UPDATE: Los Angeles City Clerk Holly Walcott is asking the L.A. City Attorney’s Office to repeal the ordinance that created the Venice Business Improvement District due to the legal complaint that the city council closed a pre-vote public hearing before allowing opponents to speak.

“We’re asking for a new ordinance of intent because our basic concern was not everyone was able to have their voice heard at the public hearing,” Wolcott said. “We want everyone to be able to address the city council, as is required by state law.”

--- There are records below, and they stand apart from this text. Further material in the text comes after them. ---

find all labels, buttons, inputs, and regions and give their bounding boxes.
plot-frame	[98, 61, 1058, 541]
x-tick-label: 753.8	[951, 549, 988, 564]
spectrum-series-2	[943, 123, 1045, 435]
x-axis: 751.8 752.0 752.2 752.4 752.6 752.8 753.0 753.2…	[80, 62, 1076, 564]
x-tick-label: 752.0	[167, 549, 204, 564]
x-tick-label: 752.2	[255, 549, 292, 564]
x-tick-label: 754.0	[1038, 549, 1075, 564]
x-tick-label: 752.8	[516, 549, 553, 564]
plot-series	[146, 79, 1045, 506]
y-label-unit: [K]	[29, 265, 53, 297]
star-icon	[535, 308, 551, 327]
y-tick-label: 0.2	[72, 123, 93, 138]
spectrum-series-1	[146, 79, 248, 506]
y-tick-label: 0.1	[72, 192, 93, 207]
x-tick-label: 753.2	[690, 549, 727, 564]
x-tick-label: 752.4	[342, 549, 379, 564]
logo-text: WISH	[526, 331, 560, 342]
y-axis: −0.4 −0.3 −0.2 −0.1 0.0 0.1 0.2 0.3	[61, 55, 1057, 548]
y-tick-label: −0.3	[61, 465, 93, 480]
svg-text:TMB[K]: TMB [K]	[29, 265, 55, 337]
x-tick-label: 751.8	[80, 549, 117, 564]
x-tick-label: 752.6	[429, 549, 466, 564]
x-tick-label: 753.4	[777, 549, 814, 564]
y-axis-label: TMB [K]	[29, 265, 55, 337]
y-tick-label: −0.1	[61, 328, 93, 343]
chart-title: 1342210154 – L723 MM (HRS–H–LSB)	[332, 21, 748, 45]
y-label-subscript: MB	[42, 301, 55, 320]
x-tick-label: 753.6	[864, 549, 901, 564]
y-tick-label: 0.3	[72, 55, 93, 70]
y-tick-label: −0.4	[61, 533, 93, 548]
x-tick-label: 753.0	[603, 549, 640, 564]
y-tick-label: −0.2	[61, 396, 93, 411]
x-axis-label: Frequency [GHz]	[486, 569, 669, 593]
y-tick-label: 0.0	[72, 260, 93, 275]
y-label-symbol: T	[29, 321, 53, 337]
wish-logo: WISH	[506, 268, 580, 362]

If the ordinance approving the BID is repealed, a new BID proposal would be drafted and new ballots must be mailed out to commercial property owners. Walcott anticipates a new vote would happen sometime in November.


By Gary Walker

Venice commercial property owners have voted to establish a Business Improvement District — a mechanism for funding neighborhood cleaning, maintenance, landscaping, infrastructure and public safety programs beyond what the city already provides.

The BID launches Jan. 1 and includes non-residential properties on the boardwalk, Windward Circle and Main Street as well as Venice Boulevard from the beach to Abbot Kinney Boulevard.

The vote tally came in as 85 in favor to 79 against (roughly 52% support). Those votes were weighted, however, according to total property area — owners of larger commercial parcels will pay more into the BID — producing a more decisive 77.2% in favor to 22.8% against. The numbers suggest greater support for the BID among owners of large parcels and less among those with smaller pieces of land.

BID opponents, some of them concerned about a possible private security presence on the boardwalk, quickly filed a complaint with the Los Angeles City Attorney’s Office that accuses city officials of violating due process. The complaint states that L.A. City Council members closed a pre-vote public hearing on Aug. 23 before at least 18 people who planned to speak against the BID could voice their concerns.

Only property owners in the BID area could vote, but anyone could speak during the hearing.

“Stakeholders who otherwise have no voice in the creation of the BID and the regulation of public space were present for hours, waiting to be heard,” wrote Shayla Myers, an attorney with the Legal Aid Foundation of Los Angeles. “The council’s failure to allow them the opportunity to exercise this right renders the balloting process invalid.”

The next step for BID organizers is to select a board of directors.

The Venice Chamber of Commerce supports its members in the BID zone and trusts the new board will be proactive to “address any misconceptions or protests as the situation progresses,” chamber President George Francisco said.

“We believe [the BID] will be a positive endeavor to provide services that are very much needed locally and involve some of the unique and special aspects of Venice and the boardwalk,” he said.